La nouvelle équipe gouvernementale relancera-t-elle le dialogue avec les syndicats et le secteur ? Cela semble en tout cas être la volonté de la garde des Sceaux, Christiane Taubira, qui a mis l’accent à plusieurs reprises sur l’ « évaluation » et sur la « concertation ». Prévu pour l’exercice 2013, le passage de la tarification au prix de journée à celle en dotation globale de financement dans le SAH, constituera un test. Un groupe de travail, composé de la Cnape, de l’Uniopss, de la DPJJ et de ses services déconcentrés, planche depuis mars dernier sur la sélection d’une dizaine d’indicateurs, qui seront publiés dans un arrêté à paraître cet été. Outre les charges de personnels, le nombre de jeunes accueillis ou encore les frais de siège, certains indicateurs sont plus spécifiques à l’activité des CEF. « Par exemple, il a prévu de prendre en compte la distance moyenne entre le CEF et les tribunaux de grande instance qui lui confient des mineurs, car cela fait varier les coûts de transport », explique Xavier Thiebaut, conseiller technique pour la tarification à l’Uriopss d’Ile-de-France.

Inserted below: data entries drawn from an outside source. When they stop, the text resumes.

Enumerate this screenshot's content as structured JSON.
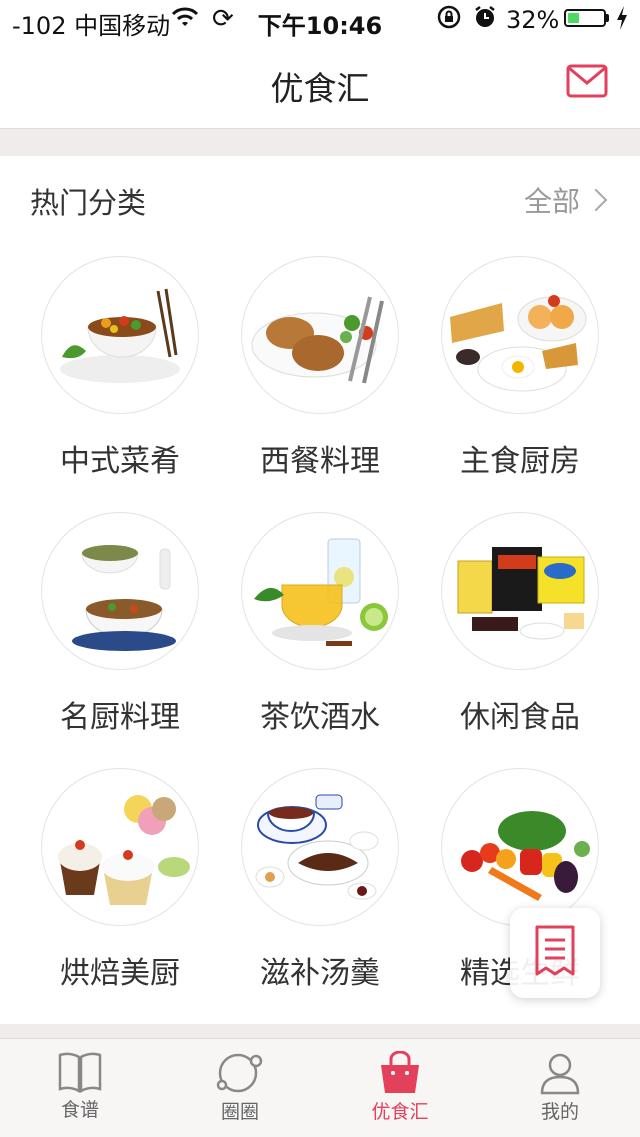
{
  "status_bar": {
    "signal": "-102 中国移动",
    "wifi_icon": "wifi-icon",
    "time": "下午10:46",
    "battery_percent": "32%",
    "battery_level": 0.32
  },
  "nav": {
    "title": "优食汇",
    "mail_icon": "mail-icon",
    "accent_color": "#e2405b"
  },
  "section": {
    "title": "热门分类",
    "see_all": "全部"
  },
  "categories": [
    {
      "label": "中式菜肴",
      "icon": "chinese-dish-image"
    },
    {
      "label": "西餐料理",
      "icon": "western-meal-image"
    },
    {
      "label": "主食厨房",
      "icon": "staple-food-image"
    },
    {
      "label": "名厨料理",
      "icon": "chef-dish-image"
    },
    {
      "label": "茶饮酒水",
      "icon": "tea-drink-image"
    },
    {
      "label": "休闲食品",
      "icon": "snack-image"
    },
    {
      "label": "烘焙美厨",
      "icon": "baking-image"
    },
    {
      "label": "滋补汤羹",
      "icon": "soup-image"
    },
    {
      "label": "精选生鲜",
      "icon": "fresh-produce-image"
    }
  ],
  "tabs": [
    {
      "label": "食谱",
      "icon": "book-icon",
      "active": false
    },
    {
      "label": "圈圈",
      "icon": "circle-icon",
      "active": false
    },
    {
      "label": "优食汇",
      "icon": "shopping-bag-icon",
      "active": true
    },
    {
      "label": "我的",
      "icon": "person-icon",
      "active": false
    }
  ]
}
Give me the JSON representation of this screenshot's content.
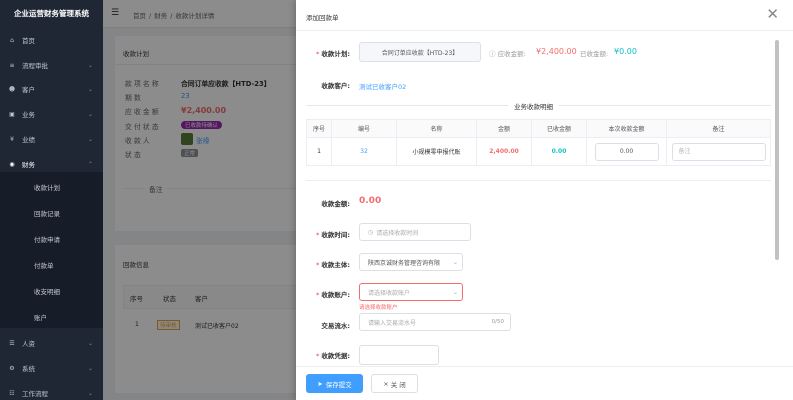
{
  "app": {
    "title": "企业运营财务管理系统"
  },
  "nav": [
    {
      "icon": "⌂",
      "label": "首页"
    },
    {
      "icon": "≡",
      "label": "流程审批"
    },
    {
      "icon": "☻",
      "label": "客户"
    },
    {
      "icon": "▣",
      "label": "业务"
    },
    {
      "icon": "¥",
      "label": "业绩"
    },
    {
      "icon": "◉",
      "label": "财务"
    }
  ],
  "nav_sub": [
    "收款计划",
    "回款记录",
    "付款申请",
    "付款单",
    "收支明细",
    "账户"
  ],
  "nav_bottom": [
    {
      "icon": "☰",
      "label": "人资"
    },
    {
      "icon": "⚙",
      "label": "系统"
    },
    {
      "icon": "☷",
      "label": "工作流程"
    }
  ],
  "breadcrumb": [
    "首页",
    "/",
    "财务",
    "/",
    "收款计划详情"
  ],
  "bg": {
    "section1": "收款计划",
    "kv_labels": [
      "款 项 名 称",
      "期       数",
      "应 收 金 额",
      "交 付 状 态",
      "收    款    人",
      "状       态"
    ],
    "kv_values": [
      "合同订单应收款【HTD-23】",
      "23",
      "¥2,400.00",
      "已收款待确认",
      "张缘",
      ""
    ],
    "status_tag": "正常",
    "remark_label": "备注",
    "section2": "回款信息",
    "table_headers": [
      "序号",
      "状态",
      "客户"
    ],
    "table_row": [
      "1",
      "待审核",
      "测试已收客户02"
    ]
  },
  "drawer": {
    "title": "添加回款单",
    "plan_label": "收款计划:",
    "plan_value": "合同订单应收款【HTD-23】",
    "total_label": "应收金额:",
    "total_value": "¥2,400.00",
    "received_label": "已收金额:",
    "received_value": "¥0.00",
    "customer_label": "收款客户:",
    "customer_value": "测试已收客户02",
    "detail_title": "业务收款明细",
    "table": {
      "headers": [
        "序号",
        "编号",
        "名称",
        "金额",
        "已收金额",
        "本次收款金额",
        "备注"
      ],
      "row": {
        "idx": "1",
        "code": "32",
        "name": "小规模零申报代账",
        "amount": "2,400.00",
        "received": "0.00",
        "this_amount": "0.00",
        "remark_placeholder": "备注"
      }
    },
    "amount_label": "收款金额:",
    "amount_value": "0.00",
    "time_label": "收款时间:",
    "time_placeholder": "请选择收款时间",
    "subject_label": "收款主体:",
    "subject_value": "陕西京诚财务管理咨询有限",
    "account_label": "收款账户:",
    "account_placeholder": "请选择收款账户",
    "account_error": "请选择收款账户",
    "serial_label": "交易流水:",
    "serial_placeholder": "请输入交易流水号",
    "serial_count": "0/50",
    "voucher_label": "收款凭据:",
    "save_label": "保存提交",
    "close_label": "关 闭"
  },
  "colors": {
    "accent": "#409eff",
    "danger": "#f56c6c",
    "success": "#67c23a",
    "teal": "#13c2c2",
    "sidebar": "#1f2735"
  }
}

Si la dotation globale promet plus de souplesse de gestion aux directeurs, le spectre de la convergence tarifaire plane sur les discussions. « Nous avions peur que ce soit un outil de tarification, mais l’administration nous a assuré qu’il s’agissait uniquement d’un élément de diagnostic pour répartir les financements, d’une grille de lecture, non d'une norme opposable », veut croire Xavier Thiebaut. Un engagement à surveiller sur la durée.

(1) Loi n° 2002-1138 du 9 septembre 2002, dite « Perben »

(2) 34 relevant du secteur associatif habilité et dix du secteur public.

(3) Une proposition de loi, récemment déposée au Sénat, entend la faire abroger.

(4) Il s’agit d’unités éducatives d’hébergement collectif (UEHC).

(5) Rapport d’information sur l’enfermement des mineurs délinquants : évaluation des centres éducatifs fermés et des établissements pénitentiaires pour mineurs, juillet 2011

(6) La loi Mercier élargit les conditions de placement sous contrôle judiciaire aux mineurs de moins de 13 à 16 ans qui encourent une peine d’au moins sept ans de prison, voire de cinq ans, dans certains cas.

(7) Circulaire JUSF120561C du 17 février 2012

Aurélia Descamps

Renfort en santé mentale : dans l’attente de la généralisation de l’expérimentation

Des personnels soignants spécialisés en psychiatrie. C’est le renfort accordé aux CEF retenus pour l’« expérimentation santé mentale ». Lancée en 2008, et étendue depuis à treize structures, elle semble porter ses fruits. Ces professionnels supplémentaires « repèrent les jeunes en souffrance psychique et assurent le lien avec les dispositifs spécifiques locaux, observe Michel Botbol, ancien psychiatre-conseil à la DPJJ. Qui prévient : « Il ne s’agit surtout pas d’en faire des CEF "psychiatriques" : il faut renforcer le réseau, pas les murs, sinon c’est la "pétaudière" ». Faute de moyens, l’expérimentation n’est toujours pas généralisée. Mais « un premier développement de ce dispositif à 15 CEF du secteur public supplémentaires [est prévu] », rappelle la DPJJ. Pour le secteur associatif habilité, les directions interrégionales vont « étudier l’opportunité et la faisabilité d’un renfort en moyens de santé mentale des CEF [dans la limite de 2,5 ETP de plus] dans leurs demandes pour le budget opérationnel de programme 2013 ».